I have a dynamic SQL query inside a stored procedure that works and gives me the correct results. But it is taking too long-because I have to compare as varchar instead of int. I believe @query variable in SQL server requires the statement to be a unicode. Here is the dynamic sql part
ALTER PROCEDURE [dbo].[sp_GetRows]( @Id varchar(64))
AS
BEGIN
DECLARE @Query nvarchar(4000),
@Comp varchar(256)
SELECT @Comp
= STUFF((
SELECT DISTINCT ',' + char(39)+
tci.Component +char(39)
FROM TCI tci WITH(NOLOCK)
JOIN CDetail cd WITH(NOLOCK)
ON tci.ParentCId = cd.CIdentifier
WHERE tci.ParentCId = @Id
AND cd.ParentBranch IS NULL
FOR XML PATH('')),1,1,'')
SET @Query
= 'WITH CTE AS
(
SELECT '+@Id+' as ParentCId, CIdentifier as ChildCId,
a.Comp as Comp
from dbo.CD cd WITH(NOLOCK)
INNER JOIN
(SELECT DISTINCT ChildCId,Comp
FROM TCI tc WITH(NOLOCK)
WHERE ParentCId = '+ @Id + '
) a
ON cd.CIdentifier= a.ChildCId
);
EXEC (@Query)
END;
Here is the comparison- SELECT CIdentifier FROM #tempTable temp WITH(NOLOCK) WHERE temp.CIdentifier < '+@Id+'....
This compares as CIdentifier =1122233 instead of CIdentifier ='1122233' because dynamic SQL is not allowing me to pass it as an int. I keep getting the 'cannot convert varchar to int error'
So I used parameterized query - hoping that would enable me to pass int values.Here is the query part
SET @Query
= N';WITH CTE AS
(
......
(SELECT DISTINCT ChildCId,Comp
FROM TCI tc WITH(NOLOCK)
WHERE ParentCId = @Id
AND ChildCId + tc.Comp
NOT IN
(SELECT ChildId + Comp FROM dbo.TCI WITH(NOLOCK)
WHERE ParentId IN (SELECT CIdentifier FROM #tempTable WITH(NOLOCK)
WHERE temp.CIdentifier < @Idn
AND Comp IN ( @Comp))
)
)
)a
ON cd.CIdentifier= a.ChildId
)
SELECT * FROM CTE;'
EXEC sp_executeSQL @Query,'@Id VARCHAR(64),@Idn INT,@comp VARCHAR(256)',@Id=@Id,@Idn=@Idn,@comp =@comp
This gives me incorrect results and when I saw the execution using a trace - saw that values are not being passed onto the query. How can I get the query to pick up the variables?

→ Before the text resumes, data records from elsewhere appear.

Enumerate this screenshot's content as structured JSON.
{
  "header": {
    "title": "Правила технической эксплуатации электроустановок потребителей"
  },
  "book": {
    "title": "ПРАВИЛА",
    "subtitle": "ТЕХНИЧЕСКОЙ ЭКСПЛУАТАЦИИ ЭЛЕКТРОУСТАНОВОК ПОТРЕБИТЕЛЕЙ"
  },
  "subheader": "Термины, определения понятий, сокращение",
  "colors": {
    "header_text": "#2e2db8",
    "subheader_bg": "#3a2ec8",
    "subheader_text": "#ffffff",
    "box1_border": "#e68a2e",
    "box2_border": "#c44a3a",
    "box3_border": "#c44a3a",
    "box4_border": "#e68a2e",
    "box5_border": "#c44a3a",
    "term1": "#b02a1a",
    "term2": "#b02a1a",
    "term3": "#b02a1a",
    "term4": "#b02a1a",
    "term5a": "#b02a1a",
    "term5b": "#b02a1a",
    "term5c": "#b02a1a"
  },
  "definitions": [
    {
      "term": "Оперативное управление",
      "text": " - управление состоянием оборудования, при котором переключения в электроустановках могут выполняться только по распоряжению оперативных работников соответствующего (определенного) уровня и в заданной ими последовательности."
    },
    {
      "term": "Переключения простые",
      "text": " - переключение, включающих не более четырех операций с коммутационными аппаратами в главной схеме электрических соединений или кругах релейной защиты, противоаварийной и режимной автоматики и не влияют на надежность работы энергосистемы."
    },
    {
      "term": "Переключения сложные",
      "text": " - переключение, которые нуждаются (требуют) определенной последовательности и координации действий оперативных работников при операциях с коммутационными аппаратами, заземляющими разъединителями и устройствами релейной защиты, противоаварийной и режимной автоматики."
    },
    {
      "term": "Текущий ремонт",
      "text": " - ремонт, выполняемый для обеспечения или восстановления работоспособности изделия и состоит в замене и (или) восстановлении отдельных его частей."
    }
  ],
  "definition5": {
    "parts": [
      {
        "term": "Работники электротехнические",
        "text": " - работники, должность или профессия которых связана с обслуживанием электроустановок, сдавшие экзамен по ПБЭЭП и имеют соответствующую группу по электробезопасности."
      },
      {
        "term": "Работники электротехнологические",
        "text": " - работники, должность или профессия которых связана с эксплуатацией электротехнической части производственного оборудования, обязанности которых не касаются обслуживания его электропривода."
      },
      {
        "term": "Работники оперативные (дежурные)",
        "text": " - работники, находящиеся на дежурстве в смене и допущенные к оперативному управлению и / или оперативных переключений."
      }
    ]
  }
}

Just change WHERE ParentCId = '+ @Id + '
to WHERE ParentCId = '+ cast(@Id as varchar(16)) + '
in the first query. The problem is SQL Server see's +
as addition when the value is a numeric
type, or date
, and concatenation when it isn't. This is where you get the error from. However, when you do this, it will not make SQL Server compare it as a string literal so you don't have to worry about that. You can see this if you use PRINT (@Query)
at the end instead of EXEC (@Query)
Note, this needs to be changed at the other locations you have any NUMERIC
data type, like in the SELECT
portion, SELECT '+ cast(@Id as varchar(16)) +'
Also, you code doesn't show where @Id
value comes from, so be cautious of SQL injection here.